6. We now turn to the question referred at the instance of the Revenue. We find that under the contract in question now raw material was in fact purchased by the assessee during the relevant accounting year. The admitted position is that the assessee had merely entered into a contract on August 27, 1974, to purchase copper cathodes at certain rates. An irrevocable letter of credit was opened on September 28, 1974. However, till the last date of the accounting year, no material was received by the assessee. It was received only on March 12, 1975. On that date, according to the assessee, the price went down. On the basis of such change in the price that had taken place after the end of the accounting year, the assessee estimated the loss and made a provision for the same in the accounting year in which the contract had been entered into and claimed deduction for the same in computation of its income for that year. The Income-tax Officer disallowed the claim for deduction which was upheld by the Commissioner (Appeals). On further appeal by the assessee, the Tribunal, however, held that such loss to the extent of difference between the price prevailing as on the date of contract and the ruling price on the last date of the accounting year was deductible. Hence, this reference at the instance of the Revenue.
7. We have perused the order of the Tribunal. We, however, find it difficult to agree with the above conclusion of the Tribunal. It is clear from the facts that there was no closing stock of the material in the hands of the assessee. What was there was merely a contract with the M. M. T. C. to purchase the raw material at a future date. No payment was made by the assessee during the accounting year and no property therein passed to the assessee. In such a situation, the materials contracted to be purchased cannot be regarded as the assessee’s stock-in-trade and, therefore, cannot be valued in the accounts as such.
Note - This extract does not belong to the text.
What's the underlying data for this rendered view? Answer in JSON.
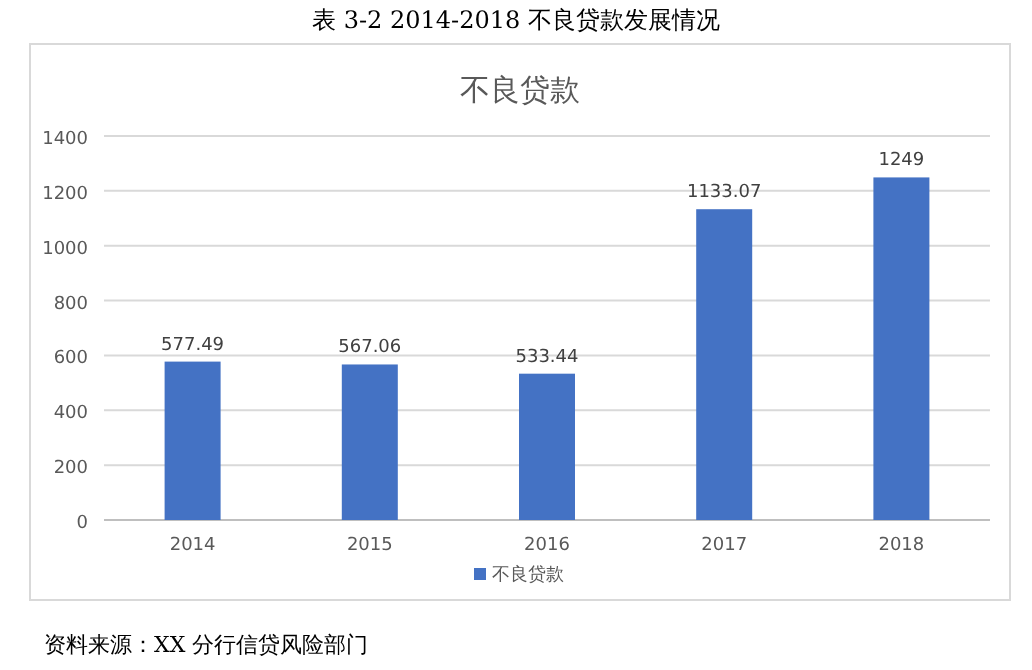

We are, therefore, of the clear opinion that the assessee is not entitled to claim any anticipatory loss in such a case where he has merely entered into a contract for purchase of some raw materials and opened a letter of credit for that purpose but neither have the materials been received by him within the accounting year and nor had the property therein passed to him. In that view of the matter, we answer the question referred to us at the instance of the Department in the negative, i.e., in favour of the Revenue and against the assessee.
8. This reference is disposed of accordingly.
9. There shall be no order as to costs.